The map let First Gas know where it was going and gave it the confidence to innovate, he said.

“They understood that all the basics had been taken care of and there was a plan for that, and they said okay, now we can start to look into virtual reality and drones and some of the other areas they really wanted to but were concerned they didn’t really have the time or didn’t think it was the right priority.”

Technology, said Spendiff, “has to be grounded by the business and the strategy of the organisation and the needs of the people doing the work. There’s no point just bringing in technology for technology’s sake”.

He stressed that transformation is a journey not a destination and requires constant re-evaluation.

The journey Sam Leske took the conference on was into space, where “the future of work is really exciting and the possibilities are endless”.

Leske, Director of Intelligence, Planning and Coordination Services at the Ministry for Primary Industries and President of the New Zealand Institute of Intelligence Professionals, said, “Aside from the vulnerability of having our species on only one tiny sliver of habitability, only a few kilometres thick, on this planet, there are boundless economic opportunities lurking in space. And we’re just on the cusp of having the technology and the will to exploit this.”

Dependence on rockets to get cargo into space means it costs between US$500 and US$10,000 a kilogram, he said, but, if new technology such as a space elevator Japanese researchers are working on is successful, that could be reduced to under US$100 a kilogram.

This might enable more things to be built in space and in turn reduce the need for things to be launched into space from Earth.

“It might seem very far-fetched,” said Leske, “but I can assure you there are many people around the world working on how they might capture an asteroid and mine it and then sell the raw materials to operators of space stations.”

One concept, he said, is to secure an asteroid, wrap it in a ‘blanket’ to heat it, capture the evaporated water and then condense it.

“The economics start to stack up when you consider NASA spends about US$10,000 a litre of water on the international space station. Capturing 200,000 litres of water from a very small asteroid is quite conceivable. It doesn’t need to be very big and that water can be sold to temper the price of what NASA currently pays or return US$200 million.”

Demand for the space elevator and for building things in space will be driven by people wanting to go into space themselves, said Leske.

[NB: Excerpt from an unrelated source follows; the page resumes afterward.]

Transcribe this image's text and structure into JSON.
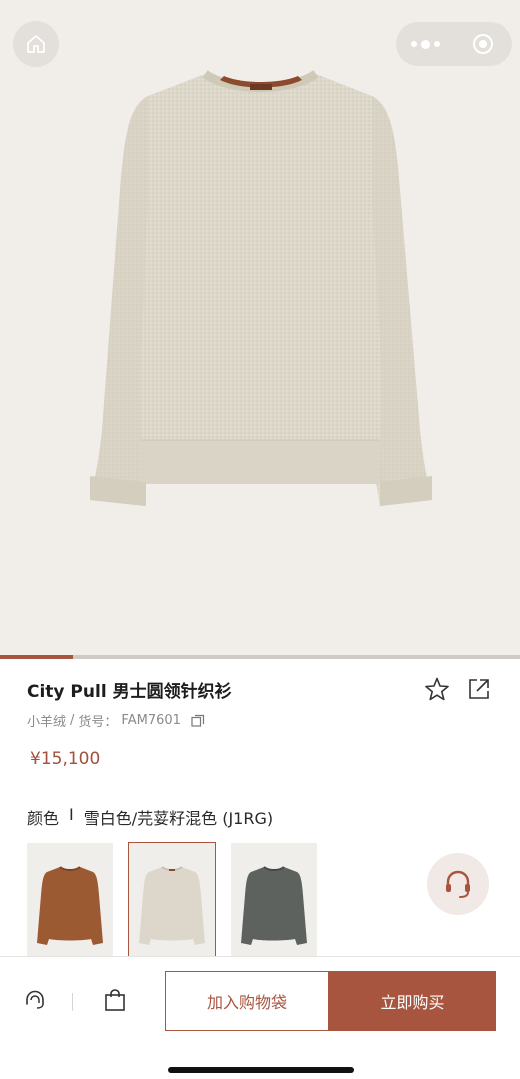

“It’s not efficient or even that sensible for humans to go into space. We are not built for it and it’s dangerous. But that won’t stop us. The desire to experience space will outweigh the technological problems and will be the critical driver in the development of launch options and ultimately space-based work.

“I think a useful analogy here is to sailing. Why do people hop into flimsy little sailing boats and get blown about the harbour? It’s not about getting from A to B, it’s not about comfort, but it’s about pursuit of skill, of competition, and a thirst for knowledge. It’s about the experience. As the future of work sees a reduction in the traditional jobs we have come to know and love, we will see steady growth in the jobs that provide human experience and space will be the critical environment. Because, well, there’s plenty of space.”